The migrants described temperatures that fluctuated between stifling and freezing, and an overpowering smell from one or two toilets that have little privacy other than a waist-high barrier, forcing detainees to go to the bathroom in front of others. They also said they were given inedible meals that led one detainee to lose almost 20 pounds during the nearly three weeks he was held there without being able to bathe.
Another detainee, Joselyn Chipantiza-Sisalema, a 20-year-old woman from Ecuador, said she was held for 10 days without access to sanitary pads during the five days she was menstruating.
Carlos Lopez Benitez, a Paraguayan whose arrest last month was documented by The New York Times, said an ICE officer mocked him for crying during his arrest and tried to pressure him to self-deport, threatening to keep him in detention for four years, until his next asylum claim hearing in 2029. Mr. Lopez Benitez said he spoke with detainees who had been there for 10 and 15 days, and was never told by ICE that he could request a call with his lawyers.

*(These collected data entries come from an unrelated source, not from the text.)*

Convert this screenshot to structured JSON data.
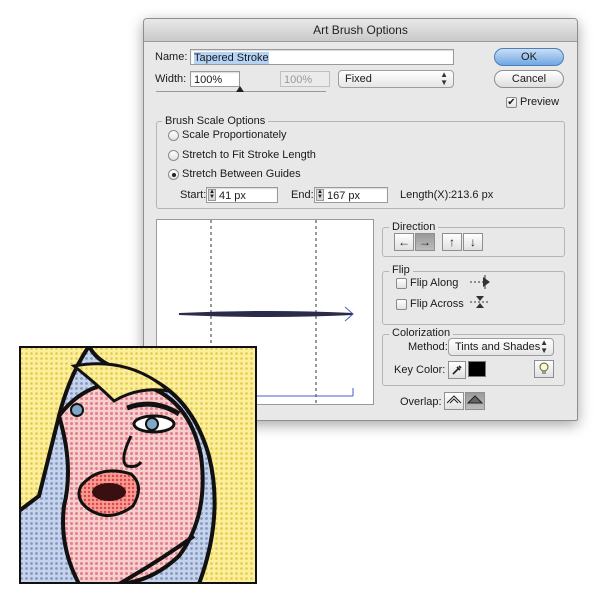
{
  "dialog": {
    "title": "Art Brush Options",
    "name_label": "Name:",
    "name_value": "Tapered Stroke",
    "width_label": "Width:",
    "width_value": "100%",
    "width_max_value": "100%",
    "width_mode": "Fixed",
    "ok_label": "OK",
    "cancel_label": "Cancel",
    "preview_label": "Preview",
    "preview_checked": true,
    "scale": {
      "title": "Brush Scale Options",
      "options": [
        "Scale Proportionately",
        "Stretch to Fit Stroke Length",
        "Stretch Between Guides"
      ],
      "selected": 2,
      "start_label": "Start:",
      "start_value": "41 px",
      "end_label": "End:",
      "end_value": "167 px",
      "length_label": "Length(X):",
      "length_value": "213.6 px"
    },
    "direction": {
      "title": "Direction",
      "buttons": [
        "←",
        "→",
        "↑",
        "↓"
      ],
      "selected": 1
    },
    "flip": {
      "title": "Flip",
      "along_label": "Flip Along",
      "across_label": "Flip Across"
    },
    "colorization": {
      "title": "Colorization",
      "method_label": "Method:",
      "method_value": "Tints and Shades",
      "key_color_label": "Key Color:",
      "key_color": "#000000"
    },
    "overlap_label": "Overlap:"
  },
  "colors": {
    "dialog_bg": "#e8e8e8",
    "selection_highlight": "#b4d3f5",
    "default_button": "#6fa7e4",
    "stroke": "#2b2b4a",
    "guide_arrow": "#4a5ec8",
    "comic_skin": "#f3b7b9",
    "comic_hair": "#f6e38a",
    "comic_bg": "#a9bbd9",
    "comic_lips": "#f26d6d"
  },
  "artwork": {
    "subject": "pop-art-comic-woman-illustration"
  }
}
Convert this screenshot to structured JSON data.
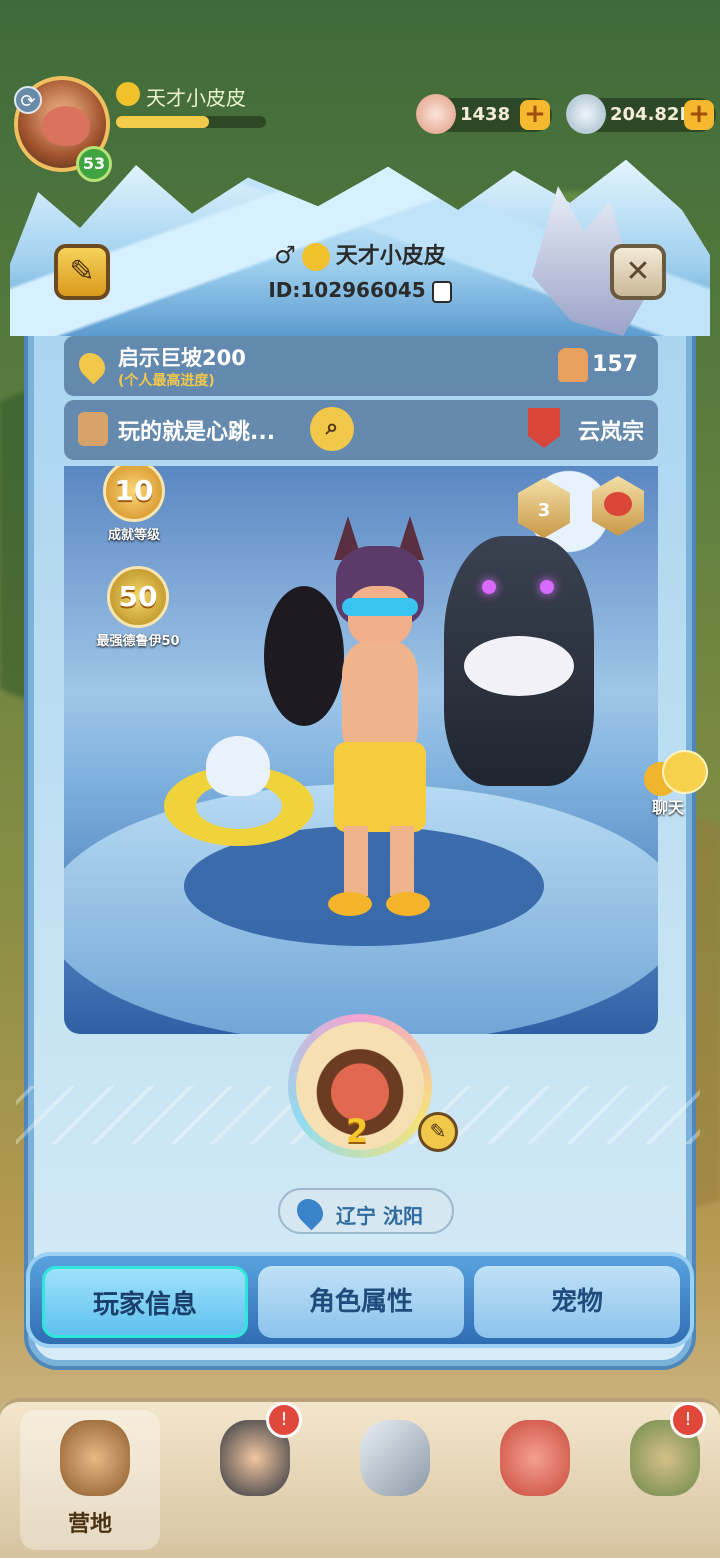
{
  "hud": {
    "player_name": "天才小皮皮",
    "level": "53",
    "xp_fraction": 0.62,
    "shells": "1438",
    "stones": "204.82M",
    "plus": "+"
  },
  "profile": {
    "gender_symbol": "♂",
    "name": "天才小皮皮",
    "id_label": "ID:102966045",
    "progress_title": "启示巨坡200",
    "progress_sub": "(个人最高进度)",
    "strength": "157",
    "signature": "玩的就是心跳...",
    "clan": "云岚宗",
    "achievement_level": "10",
    "achievement_label": "成就等级",
    "druid_level": "50",
    "druid_label": "最强德鲁伊50",
    "map_badge_level": "3",
    "close_symbol": "✕"
  },
  "chat": {
    "label": "聊天"
  },
  "pet": {
    "level": "2"
  },
  "location": {
    "text": "辽宁 沈阳"
  },
  "tabs": [
    {
      "label": "玩家信息",
      "active": true
    },
    {
      "label": "角色属性",
      "active": false
    },
    {
      "label": "宠物",
      "active": false
    }
  ],
  "bottom_nav": {
    "camp_label": "营地"
  },
  "icons": {
    "search": "search-icon",
    "bell": "bell-icon",
    "edit": "pencil-icon"
  }
}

“Many people in the room with me were getting sick,” he wrote in the affidavit. “And people are depressed, thinking of accepting their deportation.”
Geovani Mardiaga Ochoa, a Honduran immigrant who entered the country in 2005, said he was held for six days in a cell with about 30 to 40 people after being arrested in the Bronx.
He slept on the floor, using his shoe as a makeshift pillow, but struggled to get rest because the lights were on the entire time, he said. He, like others, said he wasn’t able to brush his teeth or shower. It took nearly 30 minutes for a detainee who appeared to be having a seizure to receive medical attention, he said.
“We were not being treated like humans,” he wrote. “I feel like I was being treated like a dog.”
Mr. Mardiaga Ochoa was deported on July 19, leaving behind a wife and two young children, all of whom are U.S. citizens.
In a written order issued after the hearing, Judge Kaplan ordered ICE to furnish the cells with “clean bedding” mats for each detainee, as well as soap, towels, toilet paper, toothbrushes and toothpaste. He said that ICE had to allot about 50 square feet per person in the cells.
And he ordered ICE to allow detainees to make “confidential, unmonitored, unrecorded” calls with lawyers within 24 hours after being detained and at least once every 12 hours after.
Ashley Cai contributed reporting.
Luis Ferré-Sadurní is a Times reporter covering immigration in the New York region.